Imtiaz Ali has filmed yet another love story but has given it a whole new dimension – instead of the characters dancing around beautiful trees, he takes them to the roots. It is a difficult task to create an Indian rock star – India has none – especially with a narrative that does not boast of universal appeal.

The music of the film by AR Rahman cannot be categorized either – it is purely tailor-made to merge with the rocky, tempestuous emotions of the film.

Imtiaz Ali dips into his favourite methods of storytelling with dizzy travel and flashbacks. The editing by Aarti Bajaj is quick and crisp, shuffling from past to present at all times. The locales of Prague and Kashmir are beautifully captured by Anil Mehta. Review of Rockstar The film is arthouse as it has its set of metaphors i.e. a guitar burning, a world under a bedsheet, charcoal sketches of Jordan craving for freedom. Ranbir Kapoor goes from Janardhan to Jordan with ease, unmindful of image as he navigates a negative character, in fact a character alien, even unacceptable to the conventional Hindi film world.

The bad: Nargis Fakhri is certainly not the discovery of the season as she goes emotionally overboard and melodramatic when subtlety could have made her more impressive. The story gets illogical, unappealingly dramatic and even pointless at times for those bound by more conventional cinema.
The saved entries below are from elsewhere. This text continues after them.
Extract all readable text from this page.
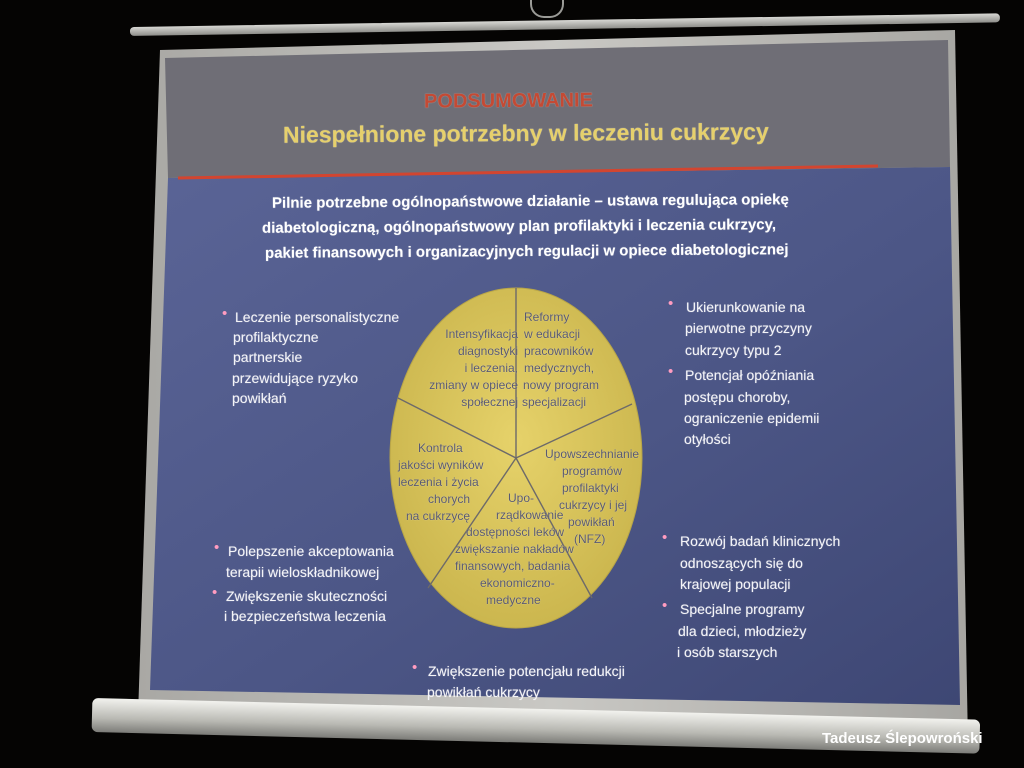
PODSUMOWANIE
Niespełnione potrzebny w leczeniu cukrzycy
Pilnie potrzebne ogólnopaństwowe działanie – ustawa regulująca opiekę
diabetologiczną, ogólnopaństwowy plan profilaktyki i leczenia cukrzycy,
pakiet finansowych i organizacyjnych regulacji w opiece diabetologicznej
• Leczenie personalistyczne
profilaktyczne
partnerskie
przewidujące ryzyko
powikłań
• Polepszenie akceptowania
terapii wieloskładnikowej
• Zwiększenie skuteczności
i bezpieczeństwa leczenia
• Ukierunkowanie na
pierwotne przyczyny
cukrzycy typu 2
• Potencjał opóźniania
postępu choroby,
ograniczenie epidemii
otyłości
• Rozwój badań klinicznych
odnoszących się do
krajowej populacji
• Specjalne programy
dla dzieci, młodzieży
i osób starszych
• Zwiększenie potencjału redukcji
powikłań cukrzycy
Intensyfikacja
diagnostyki
i leczenia,
zmiany w opiece
społecznej
Reformy
w edukacji
pracowników
medycznych,
nowy program
specjalizacji
Upowszechnianie
programów
profilaktyki
cukrzycy i jej
powikłań
(NFZ)
Upo-
rządkowanie
dostępności leków
zwiększanie nakładów
finansowych, badania
ekonomiczno-
medyczne
Kontrola
jakości wyników
leczenia i życia
chorych
na cukrzycę
Tadeusz Ślepowroński
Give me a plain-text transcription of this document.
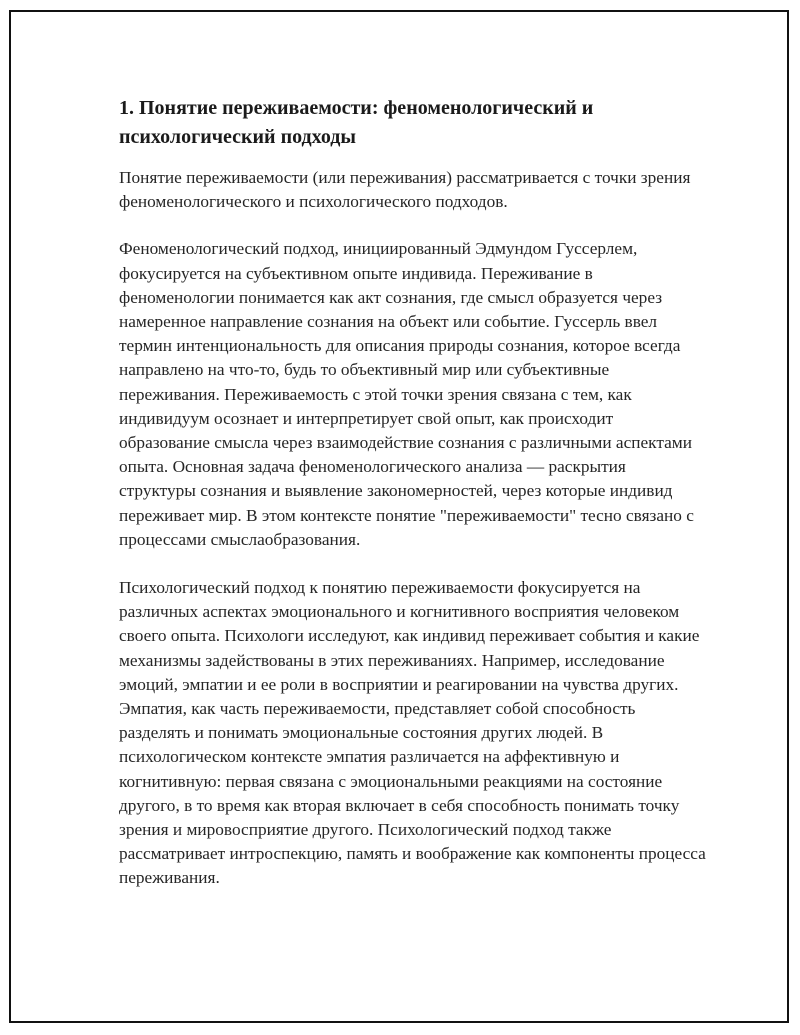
1. Понятие переживаемости: феноменологический и психологический подходы

Понятие переживаемости (или переживания) рассматривается с точки зрения феноменологического и психологического подходов.

Феноменологический подход, инициированный Эдмундом Гуссерлем, фокусируется на субъективном опыте индивида. Переживание в феноменологии понимается как акт сознания, где смысл образуется через намеренное направление сознания на объект или событие. Гуссерль ввел термин интенциональность для описания природы сознания, которое всегда направлено на что-то, будь то объективный мир или субъективные переживания. Переживаемость с этой точки зрения связана с тем, как индивидуум осознает и интерпретирует свой опыт, как происходит образование смысла через взаимодействие сознания с различными аспектами опыта. Основная задача феноменологического анализа — раскрытия структуры сознания и выявление закономерностей, через которые индивид переживает мир. В этом контексте понятие "переживаемости" тесно связано с процессами смыслаобразования.

Психологический подход к понятию переживаемости фокусируется на различных аспектах эмоционального и когнитивного восприятия человеком своего опыта. Психологи исследуют, как индивид переживает события и какие механизмы задействованы в этих переживаниях. Например, исследование эмоций, эмпатии и ее роли в восприятии и реагировании на чувства других. Эмпатия, как часть переживаемости, представляет собой способность разделять и понимать эмоциональные состояния других людей. В психологическом контексте эмпатия различается на аффективную и когнитивную: первая связана с эмоциональными реакциями на состояние другого, в то время как вторая включает в себя способность понимать точку зрения и мировосприятие другого. Психологический подход также рассматривает интроспекцию, память и воображение как компоненты процесса переживания.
The end might not go down well with many, as once again it does not have in mind a large, interested audience. In fact it gets too random for the average Joe in the cinema hall. The first half moves slowly while the emotions and passion accelerate later.

This is not your normal commercial fare and does not set out to please everyone. It is ultimately an unapologetic attempt to sketch a character with a plethora of unusual emotions.

PS: For Shammi Kapoor fans, he’s evergreen as ever in this his last outing.